23.1 Helm Concepts: Charts, Releases, Repositories, and Revisions
Right, let’s talk about Helm. You’ve probably already felt the pain of deploying a multi-resource application to Kubernetes by hand. You write a dozen YAML files, carefully stringing them together with kubectl apply -f, and you pray to the scheduler gods that nothing goes wrong. Then you need to update one config value. Cue the frantic grep and sed session, followed by another prayer. It’s a mess. Helm exists to fix this. It’s not just a templating engine; it’s a full-fledged package manager for your Kubernetes cluster, and it works by introducing a few key concepts you need to wrap your head around.
Charts: The Blueprint
Think of a Chart as the blueprint, the source code, the recipe. It’s a collection of files that describes a related set of Kubernetes resources, bundled together.

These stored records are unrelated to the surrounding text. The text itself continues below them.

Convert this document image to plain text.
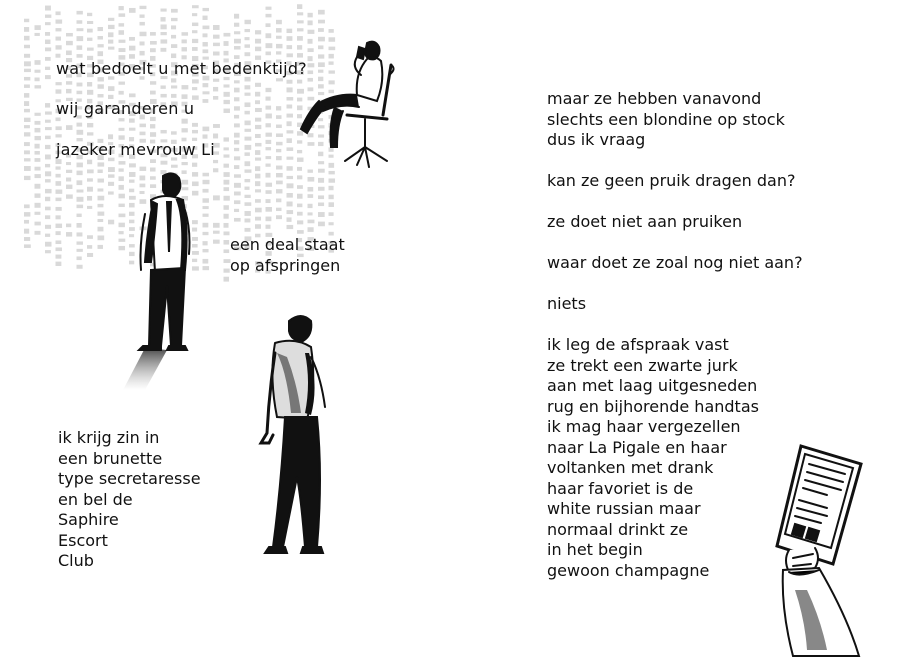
wat bedoelt u met bedenktijd?

wij garanderen u

jazeker mevrouw Li

een deal staat
op afspringen
ik krijg zin in
een brunette
type secretaresse
en bel de
Saphire
Escort
Club
maar ze hebben vanavond
slechts een blondine op stock
dus ik vraag
kan ze geen pruik dragen dan?
ze doet niet aan pruiken
waar doet ze zoal nog niet aan?
niets
ik leg de afspraak vast
ze trekt een zwarte jurk
aan met laag uitgesneden
rug en bijhorende handtas
ik mag haar vergezellen
naar La Pigale en haar
voltanken met drank
haar favoriet is de
white russian maar
normaal drinkt ze
in het begin
gewoon champagne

A chart is what you develop, version control, and share.
Inside a chart, you’ll find a specific directory structure. The most important bits are:
Chart.yaml: The metadata file. This is where you define the chart’s name, version, and dependencies. Helm cares deeply about the version field here—it’s used for release management.values.yaml: The configuration file. This is your chart’s public API. It provides the default configuration for your templates. The whole point is that users (or you, in a different environment) can override these values without having to edit the templates themselves.templates/: This directory is where the magic (and the YAML) happens. It contains all your template files, which are just Kubernetes manifest files spiced up with Go template directives ({{ .Values.image.tag }},{{ .Release.Name }}, etc.).
You can create a new chart from scratch to see this structure yourself:
helm create my-awesome-app
tree my-awesome-app
You’ll see the full scaffolding, including a sample deployment and service. It’s a great starting point, but don’t feel obligated to use all of it. I often delete the templates/test folder immediately. It’s a nice idea, but I’ve never seen it used effectively in the wild.
Releases: The Live Instance
If a Chart is the blueprint, a Release is the actual, running house you built from it. It’s a specific instance of a chart that has been deployed to the Kubernetes cluster using the helm install command.
This is the genius of Helm. You can install the same chart multiple times with different release names and different configurations, and they will coexist perfectly. Want two copies of your web app, one for staging and one for production? No problem.
# Installing the same chart, creating two distinct releases.
helm install my-staging-app ./my-chart --set environment=staging
helm install my-production-app ./my-chart --set environment=production
Each release gets its own unique name (like my-staging-app) and is tracked meticulously by Helm. This brings us to…
Revisions: The Time Machine
Every time you upgrade a release with helm upgrade, Helm doesn’t just overwrite the previous state. It creates a new Revision (a numbered snapshot) of that release. This is your undo button. It’s arguably one of Helm’s best features.
If you upgrade your release and everything immediately catches fire, you can roll back to the previous revision with terrifying simplicity:
# See the revision history for a release
helm history my-production-app
# Roll back to the previous version
helm rollback my-production-app 0
Why is this so much better than just using kubectl? Because Helm tracks the state of the entire set of resources as a single unit. Rolling back with kubectl means figuring out which of the 20 resources you just updated need to be reverted and to what state. Helm already knows. It just reapplies the entire previous set of manifests. Life-saving.
A word of warning: the history isn’t kept forever. By default, Helm only keeps the last 10 revisions. You can change this with the --history-max flag on install/upgrade, but you have to remember to set it. It’s a questionable design choice—this feels like it should be a cluster-wide configuration—but we work with what we have.
Repositories: The App Store
Finally, the Repository is where you share charts. It’s essentially a HTTP server that houses an index.yaml file and the packaged *.tgz chart files. The Helm CLI knows how to talk to these servers to find, download, and install charts.
Adding a repo is simple:
# Add the official Bitnami repo, a great source of production-quality charts
helm repo add bitnami https://charts.bitnami.com/bitnami
# Now you can search and install from it
helm search repo bitnami/nginx
helm install my-nginx bitnami/nginx --version 13.2.21
Notice I pinned a version there. Always, always pin your chart versions. @latest is a fantasy in the deployment world. Repositories let you leverage the work of others, but the real power is building your own internal repo (using tools like helm package and helm serve or a cloud-native solution like OCI registries) to share standardized applications across your entire organization. That’s when you go from just installing software to actually managing your platform.